Ridge révèle qu’en ce moment, trop d'étudiants se spécialisent dans une poignée de matières telles que l'administration des affaires, et peu se tournent vers les programmes de psychologie et d'éducation, alors que ces secteurs souffrent d’un besoin criant en personnel diplômé.

Ceci résulte en partie du faible investissement dans le domaine de la recherche en sciences sociales, surtout dans les spécialisations qui profitent au secteur public, comme l'éducation, l'urbanisme et la santé publique, pour n’en citer que quelques-uns.

«Nous avons besoin de beaucoup plus de recherches locales sur les problèmes spécifiques à la région, afin que les décideurs politiques puissent agir de manière plus efficace», déclare Ridge.

De plus, une fois les étudiants diplômés, ils quittent souvent l'université sans avoir acquis les compétences recherchées par les employeurs.

Ridge constate l’absence d'enseignement professionnel et de collèges qui offrent une formation dans les domaines techniques et les sciences appliquées.

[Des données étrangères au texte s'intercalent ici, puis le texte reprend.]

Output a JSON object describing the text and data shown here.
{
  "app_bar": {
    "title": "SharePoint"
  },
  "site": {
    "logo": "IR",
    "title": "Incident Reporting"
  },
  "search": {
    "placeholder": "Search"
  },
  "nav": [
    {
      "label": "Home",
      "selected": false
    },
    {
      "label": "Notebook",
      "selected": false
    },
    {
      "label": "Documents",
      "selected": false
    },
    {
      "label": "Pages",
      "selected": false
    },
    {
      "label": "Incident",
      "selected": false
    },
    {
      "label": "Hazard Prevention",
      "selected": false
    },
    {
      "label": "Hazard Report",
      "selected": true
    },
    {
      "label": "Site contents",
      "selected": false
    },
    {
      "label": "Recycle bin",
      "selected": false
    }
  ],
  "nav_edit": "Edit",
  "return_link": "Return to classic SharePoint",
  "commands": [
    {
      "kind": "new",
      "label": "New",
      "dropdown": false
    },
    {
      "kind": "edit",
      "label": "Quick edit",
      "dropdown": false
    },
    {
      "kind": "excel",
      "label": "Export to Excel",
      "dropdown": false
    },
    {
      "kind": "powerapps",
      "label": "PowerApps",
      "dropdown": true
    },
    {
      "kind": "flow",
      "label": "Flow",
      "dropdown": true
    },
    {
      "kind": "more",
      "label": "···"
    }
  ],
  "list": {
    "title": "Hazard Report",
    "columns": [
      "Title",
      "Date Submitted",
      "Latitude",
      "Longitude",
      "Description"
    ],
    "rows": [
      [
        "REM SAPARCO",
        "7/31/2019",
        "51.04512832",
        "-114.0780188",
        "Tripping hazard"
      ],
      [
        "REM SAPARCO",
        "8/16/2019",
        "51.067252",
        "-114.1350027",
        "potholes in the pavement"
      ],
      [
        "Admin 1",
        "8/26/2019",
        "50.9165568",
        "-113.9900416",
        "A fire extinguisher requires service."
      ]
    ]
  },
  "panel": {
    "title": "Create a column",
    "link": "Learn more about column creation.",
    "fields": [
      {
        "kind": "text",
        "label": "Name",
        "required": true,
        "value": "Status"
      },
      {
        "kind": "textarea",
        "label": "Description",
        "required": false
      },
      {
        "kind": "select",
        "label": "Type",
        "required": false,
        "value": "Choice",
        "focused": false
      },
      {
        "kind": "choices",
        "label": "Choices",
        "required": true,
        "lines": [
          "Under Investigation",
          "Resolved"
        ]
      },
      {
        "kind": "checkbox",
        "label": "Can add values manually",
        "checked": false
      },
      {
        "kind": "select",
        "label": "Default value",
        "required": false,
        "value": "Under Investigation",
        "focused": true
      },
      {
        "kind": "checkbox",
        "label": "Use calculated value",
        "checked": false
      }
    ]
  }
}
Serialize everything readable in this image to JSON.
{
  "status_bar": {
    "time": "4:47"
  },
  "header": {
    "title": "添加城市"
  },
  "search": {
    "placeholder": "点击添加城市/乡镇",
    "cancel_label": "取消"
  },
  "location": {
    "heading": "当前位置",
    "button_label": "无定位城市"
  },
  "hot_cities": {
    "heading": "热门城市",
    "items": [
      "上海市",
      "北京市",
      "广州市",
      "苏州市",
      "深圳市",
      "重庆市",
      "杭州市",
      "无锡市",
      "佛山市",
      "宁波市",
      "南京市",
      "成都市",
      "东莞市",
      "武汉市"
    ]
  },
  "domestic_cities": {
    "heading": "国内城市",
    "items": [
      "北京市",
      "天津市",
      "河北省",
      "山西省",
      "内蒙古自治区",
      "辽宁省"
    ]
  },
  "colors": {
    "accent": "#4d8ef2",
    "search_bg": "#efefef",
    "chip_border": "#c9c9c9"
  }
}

Selon elle, bien que le personnel universitaire soit souvent bien rémunéré, les longues heures d'enseignement peuvent nuire à d'autres aspects importants de leur travail.

 

CLASSEMENT DES UNIVERSITÉS ARABES 2021

1 Université du Roi Abdelaziz (KSA)

2 Université du Qatar (Qatar)

3 Université des sciences et technologies du roi Abdallah (KSA)

4 Université Prince Mohammad ben Fahd (KSA)

5 Université du roi Fahd du pétrole et des minéraux (KSA)

6 Université Khalifa (EAU)

7 Université des Émirats arabes unis (EAU)

8 Université King Saud (KSA)

9 Université américaine de Beyrouth (Liban)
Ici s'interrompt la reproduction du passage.